Are there concrete examples of scientific questions, for which the theological or anti-theological stances of investigators would actually affect the investigation?

I can think of interesting questions that one might ask, and attempt to answer by careful collection of experimental data and subsequent rational analysis, that many people would refuse to investigate, for philosophical reasons -- and some (but not all) of those who would refuse to investigate might give theological reasons for their refusal. For example, one might be interested in the question, To what extent does biochemistry account for the fact that most people do not casually murder other people? It seems like an interesting question, and one could investigate it (for example) by addicting subjects to various habituating drugs and then requiring them to kill a specified person as a precondition for obtaining the next fix.
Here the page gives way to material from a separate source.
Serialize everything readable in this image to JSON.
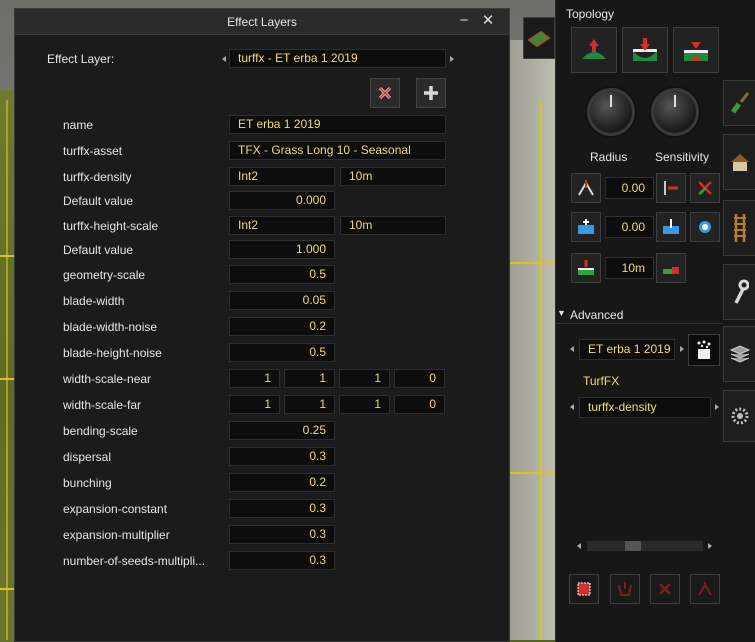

By carrying out a large number of experiments, and biopsying brain tissue of the addicts to compare those who cooperated with those who refused, one might learn something interesting about the biological basis of behavior, if the experiment was well-planned. Since I should refuse to participate in such an experiment on religious grounds, this might be an example of "religion's incompatibility with science" -- but if it is, it is still not a very convincing example, since many people (including quite a few) would react disfavorably to such a "scientific" proposal

The question is, are there any really good concrete examples of this supposed incompatibility between science and religion? Can one find, say, a specific question in chemistry (or physics), that an otherwise competent chemist (or physicist) is demonstrably unable to investigate, as a result of theistic philosophical commitments?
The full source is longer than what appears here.